Sicuramente quello che amo fare di più è la sex toys advisor, comprendendo in questo ruolo anche e soprattutto la consulenza nel trovare il prodotto giusto per la persona giusta. Questo aspetto del mio lavoro si è molto accentuato con le consulenze online: quando incontravo le donne in gruppo dal vivo non avevo la possibilità di approfondire reali bisogni e necessità mentre adesso la consulenza è davvero “su misura”.

Un po’ consulente, un po’ psicologa.

Sicuramente la mia laurea in psicologia mi sta aiutando tanto nel mio lavoro. Sto studiando anche sessuologia clinica e questo contribuisce moltissimo alla mia formazione.
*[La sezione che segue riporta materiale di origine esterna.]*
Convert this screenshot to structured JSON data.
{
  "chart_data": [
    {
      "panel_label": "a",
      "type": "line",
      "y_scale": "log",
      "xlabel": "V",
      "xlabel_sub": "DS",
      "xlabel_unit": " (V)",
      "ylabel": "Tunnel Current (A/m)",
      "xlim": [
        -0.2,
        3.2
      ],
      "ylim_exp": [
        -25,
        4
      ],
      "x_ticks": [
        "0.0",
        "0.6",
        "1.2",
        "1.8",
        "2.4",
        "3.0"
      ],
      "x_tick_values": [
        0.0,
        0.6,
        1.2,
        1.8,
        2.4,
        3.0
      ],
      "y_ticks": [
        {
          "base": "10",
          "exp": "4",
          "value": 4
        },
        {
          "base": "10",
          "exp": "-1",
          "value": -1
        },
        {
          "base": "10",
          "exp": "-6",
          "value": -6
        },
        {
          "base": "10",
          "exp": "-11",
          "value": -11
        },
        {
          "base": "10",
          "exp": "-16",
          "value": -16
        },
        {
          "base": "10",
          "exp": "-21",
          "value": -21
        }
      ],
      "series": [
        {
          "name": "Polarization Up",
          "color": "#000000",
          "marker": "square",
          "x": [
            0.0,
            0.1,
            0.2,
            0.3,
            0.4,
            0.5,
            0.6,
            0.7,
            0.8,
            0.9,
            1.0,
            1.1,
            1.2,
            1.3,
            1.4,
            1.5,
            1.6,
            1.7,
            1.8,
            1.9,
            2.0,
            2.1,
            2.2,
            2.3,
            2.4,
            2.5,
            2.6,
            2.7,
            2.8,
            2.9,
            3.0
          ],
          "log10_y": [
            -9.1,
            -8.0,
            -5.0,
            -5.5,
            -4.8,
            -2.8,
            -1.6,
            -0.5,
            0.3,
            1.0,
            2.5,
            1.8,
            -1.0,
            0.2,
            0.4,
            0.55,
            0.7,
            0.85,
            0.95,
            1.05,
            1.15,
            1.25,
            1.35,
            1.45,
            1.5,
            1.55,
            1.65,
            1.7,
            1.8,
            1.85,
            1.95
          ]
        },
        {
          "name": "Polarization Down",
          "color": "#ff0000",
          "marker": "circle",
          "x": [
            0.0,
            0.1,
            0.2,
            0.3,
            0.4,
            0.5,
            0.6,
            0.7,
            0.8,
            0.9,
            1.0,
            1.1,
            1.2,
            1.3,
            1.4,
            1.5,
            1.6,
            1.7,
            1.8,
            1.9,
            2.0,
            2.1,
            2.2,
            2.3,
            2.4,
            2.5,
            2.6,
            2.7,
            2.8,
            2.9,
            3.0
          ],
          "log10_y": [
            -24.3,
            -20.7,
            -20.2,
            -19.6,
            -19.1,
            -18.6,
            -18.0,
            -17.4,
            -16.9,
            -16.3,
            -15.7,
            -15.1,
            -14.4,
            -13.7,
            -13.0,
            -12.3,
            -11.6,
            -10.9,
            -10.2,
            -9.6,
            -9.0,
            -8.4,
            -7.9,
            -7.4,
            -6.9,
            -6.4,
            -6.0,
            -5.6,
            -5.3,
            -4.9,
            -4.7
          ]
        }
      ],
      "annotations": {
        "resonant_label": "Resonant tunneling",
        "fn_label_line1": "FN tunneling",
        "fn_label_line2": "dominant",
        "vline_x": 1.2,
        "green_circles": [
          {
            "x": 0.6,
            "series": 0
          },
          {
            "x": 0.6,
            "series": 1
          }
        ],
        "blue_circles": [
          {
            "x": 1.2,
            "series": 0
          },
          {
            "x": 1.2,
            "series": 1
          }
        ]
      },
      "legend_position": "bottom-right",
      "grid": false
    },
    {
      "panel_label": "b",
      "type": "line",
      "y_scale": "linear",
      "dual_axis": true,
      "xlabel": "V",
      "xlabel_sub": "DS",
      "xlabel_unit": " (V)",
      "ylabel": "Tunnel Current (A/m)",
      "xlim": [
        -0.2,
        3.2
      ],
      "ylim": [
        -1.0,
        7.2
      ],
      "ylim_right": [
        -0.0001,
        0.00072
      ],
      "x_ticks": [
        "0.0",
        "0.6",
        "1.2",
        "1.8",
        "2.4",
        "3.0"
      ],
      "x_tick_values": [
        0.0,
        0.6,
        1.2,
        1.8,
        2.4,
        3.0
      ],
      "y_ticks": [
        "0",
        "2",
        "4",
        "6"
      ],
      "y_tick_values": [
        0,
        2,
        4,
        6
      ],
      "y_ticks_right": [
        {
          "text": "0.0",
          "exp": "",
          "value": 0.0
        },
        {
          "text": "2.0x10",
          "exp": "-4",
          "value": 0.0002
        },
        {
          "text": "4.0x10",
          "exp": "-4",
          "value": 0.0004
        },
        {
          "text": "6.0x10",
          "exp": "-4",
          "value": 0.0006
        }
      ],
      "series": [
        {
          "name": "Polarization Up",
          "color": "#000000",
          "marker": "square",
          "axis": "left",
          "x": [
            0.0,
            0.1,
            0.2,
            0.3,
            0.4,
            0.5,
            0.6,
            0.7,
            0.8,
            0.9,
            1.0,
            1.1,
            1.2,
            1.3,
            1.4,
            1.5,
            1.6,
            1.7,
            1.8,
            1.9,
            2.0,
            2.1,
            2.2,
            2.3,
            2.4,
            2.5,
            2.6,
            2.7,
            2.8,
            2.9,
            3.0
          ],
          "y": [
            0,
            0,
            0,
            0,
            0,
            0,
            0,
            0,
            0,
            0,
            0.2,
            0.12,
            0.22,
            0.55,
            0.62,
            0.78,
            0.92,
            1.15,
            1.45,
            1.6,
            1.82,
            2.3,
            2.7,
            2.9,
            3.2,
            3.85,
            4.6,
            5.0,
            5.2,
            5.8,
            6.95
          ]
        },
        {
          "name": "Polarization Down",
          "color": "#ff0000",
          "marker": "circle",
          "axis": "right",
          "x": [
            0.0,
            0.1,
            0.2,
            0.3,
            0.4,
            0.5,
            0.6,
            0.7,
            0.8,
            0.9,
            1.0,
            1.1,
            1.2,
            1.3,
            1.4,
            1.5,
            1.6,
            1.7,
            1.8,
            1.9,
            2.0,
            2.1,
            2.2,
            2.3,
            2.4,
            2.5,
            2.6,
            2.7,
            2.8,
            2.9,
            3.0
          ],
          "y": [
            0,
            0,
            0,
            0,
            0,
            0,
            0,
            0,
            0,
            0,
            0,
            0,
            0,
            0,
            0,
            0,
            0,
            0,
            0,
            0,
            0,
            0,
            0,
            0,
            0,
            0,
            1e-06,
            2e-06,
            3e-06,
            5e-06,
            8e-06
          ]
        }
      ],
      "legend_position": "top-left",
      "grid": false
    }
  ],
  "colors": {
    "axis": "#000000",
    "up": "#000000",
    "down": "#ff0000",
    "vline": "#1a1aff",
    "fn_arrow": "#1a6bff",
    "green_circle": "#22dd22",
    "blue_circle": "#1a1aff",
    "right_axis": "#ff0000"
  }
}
Mi ha molto colpita il tuo lavoro di divulgazione scientifica sul piacere sessuale e sull’autoerotismo, senza tabù e senza clichè, con un approccio molto scientifico. Tu che hai il termometro, in Italia a che punto siamo? È ancora un tabù parlare di autoerotismo?

Ho sempre parlato a persone prevalentemente over 35 ma lavorando sui social mi sono resa conto che c’è proprio una carenza generale in termini di educazione, tabù e pregiudizi. Purtroppo l’educazione sessuale risulta completamente assente nell’arco della vita di ognuno di noi: a scuola, in famiglia non si gettano le basi. Se qualche scuola illuminata affronta l’argomento, si parla di riproduzione a livello biologico, non si parla di piacere, di consenso ma il sesso è “coitocentrico”, atto solo alla riproduzione. Ma più poniamo invece l’educazione sessuale al centro più aumenta la consapevolezza e si abbassano i rischi di gravidanze indesiderate e malattie sessualmente trasmissibili.

Voglio parlare con te del linguaggio. Ti va di aiutarci a capire come riflettere su un linguaggio attento ai generi sessuali, al mondo scientifico che evolve, alla necessità di ampliare le maglie della sessualità dai modelli tradizionalmente imposti?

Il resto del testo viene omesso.